It all started at Pittsfield High School in Illinois and Southern Illinois University as Harry broke into radio, mostly “spinning records,” as he put it.

From 1964 to 1967, Harry served in the Army, working for the Armed Forces Network, including two years in Panama. There, despite the constant threat of rioters, Harry would be flown over the Isthmus and to a nearby ballpark, where he called baseball games on radio after handling the 6 o’clock news.

He arrived in Kansas City in the summer of 1970 and what a run it was, with 27 years at KCTV. Eventually, it led Harry to hosting the Hank Stram Show and the two became friends.

“He was a great man,” Harry said. “There was a time when he came back to town, and I mic’d him up for a TV story. So we’re walking downtown, and people still recognized him. They were honking and he’d waive back.”

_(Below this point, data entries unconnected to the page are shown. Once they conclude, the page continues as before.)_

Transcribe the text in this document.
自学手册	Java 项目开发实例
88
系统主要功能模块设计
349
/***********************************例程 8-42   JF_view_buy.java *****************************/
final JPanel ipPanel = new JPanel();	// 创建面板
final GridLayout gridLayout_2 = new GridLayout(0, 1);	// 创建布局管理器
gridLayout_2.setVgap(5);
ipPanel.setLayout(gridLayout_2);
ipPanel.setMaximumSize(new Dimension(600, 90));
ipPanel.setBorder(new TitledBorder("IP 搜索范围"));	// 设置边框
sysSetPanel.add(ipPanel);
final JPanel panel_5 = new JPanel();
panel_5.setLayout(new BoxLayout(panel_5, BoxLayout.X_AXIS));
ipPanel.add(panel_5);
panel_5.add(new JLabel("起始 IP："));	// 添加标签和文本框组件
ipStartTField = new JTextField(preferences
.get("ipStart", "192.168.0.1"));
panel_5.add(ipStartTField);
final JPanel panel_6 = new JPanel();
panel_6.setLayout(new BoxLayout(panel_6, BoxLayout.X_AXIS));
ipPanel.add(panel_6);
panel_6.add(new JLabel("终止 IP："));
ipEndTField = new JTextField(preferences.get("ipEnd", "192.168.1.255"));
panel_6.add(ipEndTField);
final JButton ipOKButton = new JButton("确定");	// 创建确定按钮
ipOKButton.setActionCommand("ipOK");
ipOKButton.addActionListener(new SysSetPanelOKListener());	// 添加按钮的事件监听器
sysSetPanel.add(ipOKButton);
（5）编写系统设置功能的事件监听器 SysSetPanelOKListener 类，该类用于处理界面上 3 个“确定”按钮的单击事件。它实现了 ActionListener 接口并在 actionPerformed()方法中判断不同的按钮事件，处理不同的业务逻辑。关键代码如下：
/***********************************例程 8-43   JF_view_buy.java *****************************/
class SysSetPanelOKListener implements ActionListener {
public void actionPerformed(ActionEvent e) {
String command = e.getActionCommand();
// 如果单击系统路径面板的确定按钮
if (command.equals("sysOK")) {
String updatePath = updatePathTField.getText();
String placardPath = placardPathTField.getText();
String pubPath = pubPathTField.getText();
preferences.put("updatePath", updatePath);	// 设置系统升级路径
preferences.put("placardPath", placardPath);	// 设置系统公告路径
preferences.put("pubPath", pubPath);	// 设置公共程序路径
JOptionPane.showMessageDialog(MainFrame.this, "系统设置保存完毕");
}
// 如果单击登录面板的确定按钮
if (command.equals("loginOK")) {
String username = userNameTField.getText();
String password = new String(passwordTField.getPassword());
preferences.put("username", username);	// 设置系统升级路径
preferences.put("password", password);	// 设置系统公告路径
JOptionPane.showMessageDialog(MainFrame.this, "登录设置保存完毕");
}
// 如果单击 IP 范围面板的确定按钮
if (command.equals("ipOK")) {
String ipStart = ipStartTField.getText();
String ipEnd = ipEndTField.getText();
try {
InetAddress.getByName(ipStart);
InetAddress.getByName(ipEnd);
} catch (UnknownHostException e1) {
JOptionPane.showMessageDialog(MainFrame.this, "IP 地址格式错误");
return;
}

Harry also cherished Royals postseason trips where he hung out with Herzog poolside on off-days.

And he still laughs about a 1970s story on the Chiefs not making groundskeeper George Toma (MSHOF 2016) available for comment about artificial turf.

Harry took a TV crew to the Chiefs’ headquarters on 63rd street and refused to leave, saying the city owned the building anyway. In fact, the incident was noted as part of a larger story on TV media in the June 1972 issue of Sports Illustrated.

“Maybe I pushed the button a little,” Harry said, laughing.

Harry credits many for his success, including Debbie Bush, who as the news director in 2001 hired Harry to boost the ratings of a start-up station, KSHB, by insisting he offer commentary and installing him as host of a prime-time sports show. He retired in 2015.

“She resuscitated my career,” Harry said. “It was incredible. She gave me 100 percent of everything we needed to be successful. And when Peggy Phillips came in as news director, she and I also hit it off.”

The support of his wife, Nancy, also was significant. They are parents to adult children Gina, Angie, Laura, Kelsey and Tyler and 13 grandchildren.

“My wife had to raise the kids since I was doing the 10 o’clock news,” Harry said.

Among honors was the Joe McGuff Journalist of the Year and the 2009 Diversity Advocate in Sports from a local chapter of the NAACP. The National Academy of Television Arts & Sciences honored him with a Silver Circle award.

“You can’t give up,” Harry said. “When you get knocked down, you try again. That’s why this honor means something a lot to me.”